Ad Familiares 11.21
Ad Familiares 11.21
Headnote
Cicero to D. Junius Brutus Albinus, imperator and consul-elect, from Rome on 4 June 43 BC — Perseus dateline Scr. Romae prid. Non. Iun. a. 711 (43). The political weather has just turned again. On 30 April the senate received the news of Antony’s defeat at Mutina; on 30 May, on Cicero’s motion, Lepidus was declared a public enemy after his junction with Antony in Gaul. The supplicationes for Mutina had been voted, but the honours and the practical follow-on — the planned board of ten to settle veterans’ lands, the four legions Brutus proposed to keep up, the relations between Brutus’s army and Octavian’s — were all live business in early June. Brutus is still in the field, advancing into Cisalpine Gaul to take up the pursuit of Antony; Cicero is in Rome, managing the senate.
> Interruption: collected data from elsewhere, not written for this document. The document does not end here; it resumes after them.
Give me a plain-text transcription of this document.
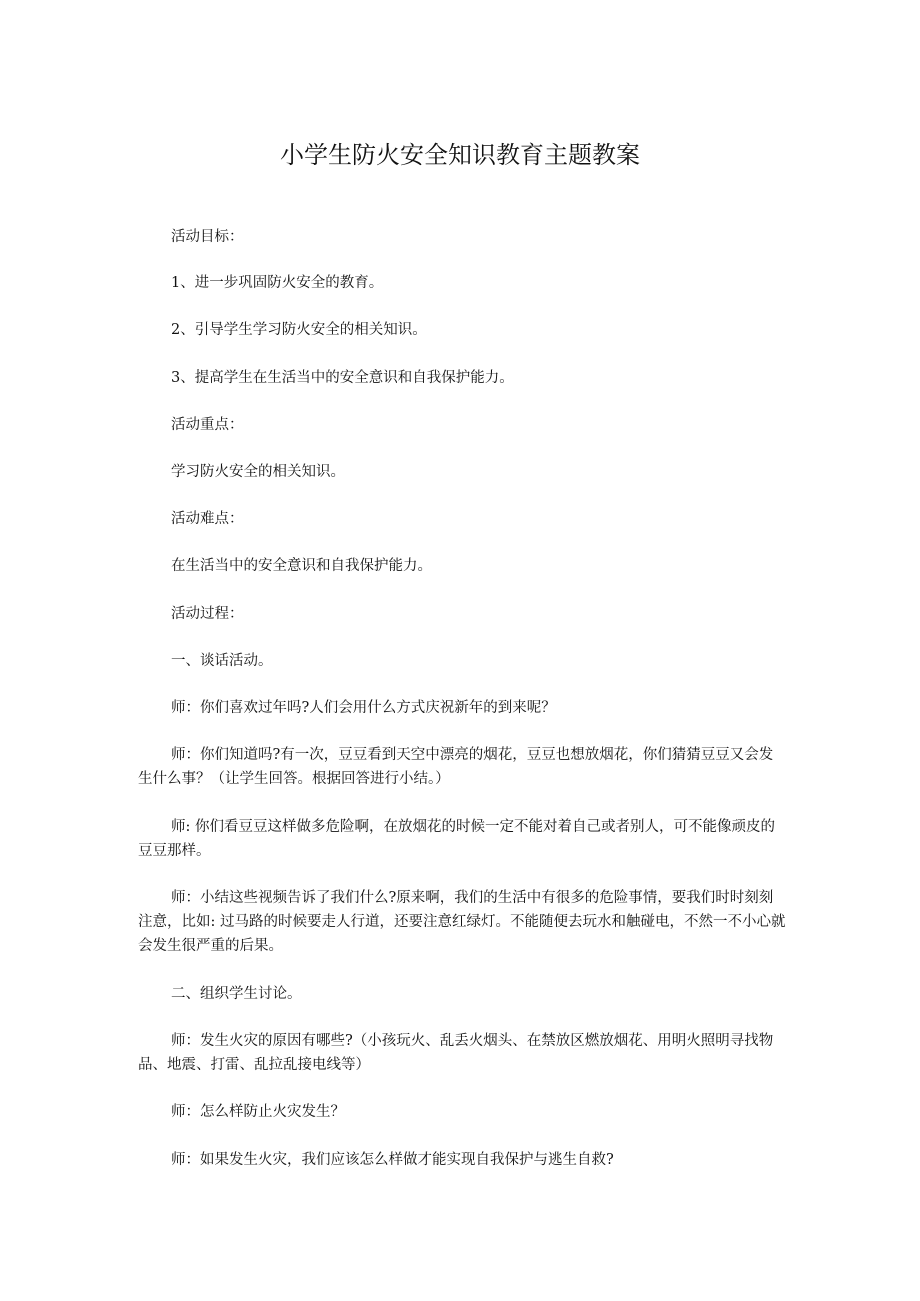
小学生防火安全知识教育主题教案
活动目标：
1、进一步巩固防火安全的教育。
2、引导学生学习防火安全的相关知识。
3、提高学生在生活当中的安全意识和自我保护能力。
活动重点：
学习防火安全的相关知识。
活动难点：
在生活当中的安全意识和自我保护能力。
活动过程：
一、谈话活动。
师：你们喜欢过年吗?人们会用什么方式庆祝新年的到来呢？
师：你们知道吗?有一次，豆豆看到天空中漂亮的烟花，豆豆也想放烟花，你们猜猜豆豆又会发生什么事？（让学生回答。根据回答进行小结。）
师: 你们看豆豆这样做多危险啊，在放烟花的时候一定不能对着自己或者别人，可不能像顽皮的豆豆那样。
师：小结这些视频告诉了我们什么?原来啊，我们的生活中有很多的危险事情，要我们时时刻刻注意，比如: 过马路的时候要走人行道，还要注意红绿灯。不能随便去玩水和触碰电，不然一不小心就会发生很严重的后果。
二、组织学生讨论。
师：发生火灾的原因有哪些?（小孩玩火、乱丢火烟头、在禁放区燃放烟花、用明火照明寻找物品、地震、打雷、乱拉乱接电线等）
师：怎么样防止火灾发生？
师：如果发生火灾，我们应该怎么样做才能实现自我保护与逃生自救?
The letter is a reply on four fronts. First, a piece of poisonous gossip retailed by one Segulius Labeo — a man Cicero had encountered before — to the effect that the veterans were murmuring against Brutus and Octavian because they had not been placed on the agrarian commission of ten. Cicero, who was on the commission, brushes the gossip aside: it was on his own motion that commanders in the field were exempted from the board, against the opposition of the usual obstructors. Second, Brutus has expressed personal anxiety for Cicero’s safety; Cicero releases him from it with a Stoic dignity he has earned the right to claim. Third, Brutus has urged him to keep his nerve — “do not let fear of fear push you into fear” — and Cicero accepts the counsel while gently turning it round: with Brutus’s resources and his prospective consulship, fear should have no foothold. Fourth, the concrete agenda — the four legions to be kept on the books, the lands to be assigned by Brutus and Octavian jointly — has Cicero’s energetic backing; he has personally beaten off a play by other senators to take the land commission for themselves, and offers to send sensitive matter back by a private courier. The closing date, Pr. Non. Iun., is 4 June.